Böylece çok ince bir nezaketle anlaşılırmış.
Günümüzde mutfak kültürümüzde önemli bir yeri olan Türk kahvesi, yemeklerden sonra yapılan keyif, koyu sohbetlerin bahanesi, uykusuz gecelerimizin dostu ve özel günlerin vazgeçilmez içeceği olmuştur.
Türk kahvesi, “popüler alışkanlıklar” tarihine geçmiş ve önemli kültür ögelerinden biri olmuştur. Kendine özgü pek çok özellik taşır ve bu özellikleri sayesinde farklı geleneklerin de doğmasına neden olmuştur.

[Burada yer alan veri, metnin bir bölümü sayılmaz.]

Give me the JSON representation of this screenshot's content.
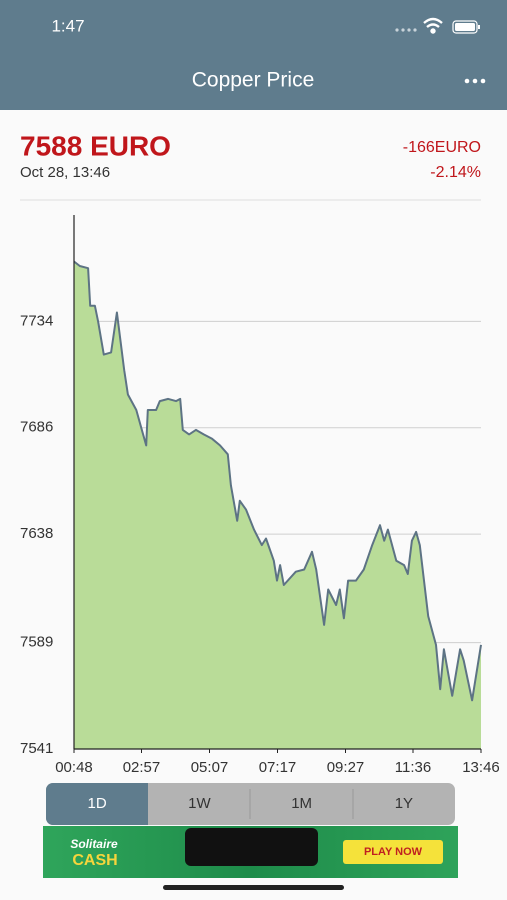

“Türk kahvesi” adıyla ilk uluslar arası markamız sayılabilecek kahve; güzel bir içecek olmasının yanı sıra pek çok deyime, atasözüne, şiire ve türküye de konu olmuştur. Kahve kültürümüze o kadar yerleşmiştir ki, kız isteme sırasında damada ve müstakbel dünürlere kahveden başka bir içecek ikram edilmez. Kahve müstakbel gelin adayı tarafından pişirilmelidir. Genç kızın pişirdiği kahvenin lezzeti, köpüğü ve kıvamı onun ne kadar maharetli olduğunu göstermesi açısından bir sınav niteliği taşır. Kız istemeden önce görücüler gelir ve görücülere yine gelin adayı kahve pişirir. Görücülerin pişen kahveden memnun olması önemlidir. Aynı zamanda damadın kahvesine tuz katmak ve böylece damadın müstakbel eşi için nelere katlanabileceğini ölçmek fıkra tadında tatlı bir oyundur. Görücü usulü evlilikler artık pek olmasa da, günümüzde halen daha kız isteme, misafirlere kahve ikram etme ve damadın kahvesine tuz katma yaşayan geleneklerimizdendir.
Her zaman “koyu sohbet”lerin bahanesi olmuş kahve, pişirilip servis edilirken, telvesi fincanın dibinde kalır; içilmez. Bu durum yine sadece Türk kahvesine özgü “fal” geleneğinin doğmasına da neden olmuştur. Kahve telvesinin fincan içinde ve fala bakmak üzere fincan çevrildiği için tabağında oluşturduğu çeşitli izler ve işaretler "uzmanları" tarafından yorumlanarak anlatılır. Kahve falının en büyük özelliği iyi dileklerden oluşmasıdır. Kahve falı yalnız Türk-Osmanlı dünyasında görülmektedir. Nitekim bugün bağımsız ülkeler olan eski Osmanlı eyaletlerinde de (Yunanistan, Bulgaristan, Mısır, Makedonya, Bosna - Hersek vb.) bu folklorik uygulama sürdürülmektedir.
Kültürümüzün önemli bir parçası olan kahveye, yani Türk kahvesine sahip çıkmalıyız. Günümüzde özellikle hazır granül kahveler pratiklikleri ile çok sık tüketilir oldu. Ancak asla ve asla o kahveler Türk kahvesinin yerini tutamaz. Bütün dünyada "Türk" olarak bilinen kavramlardan biri olarak Türk kahvesi , kültürümüzün bir ürünüdür ve öyle kalmalıdır.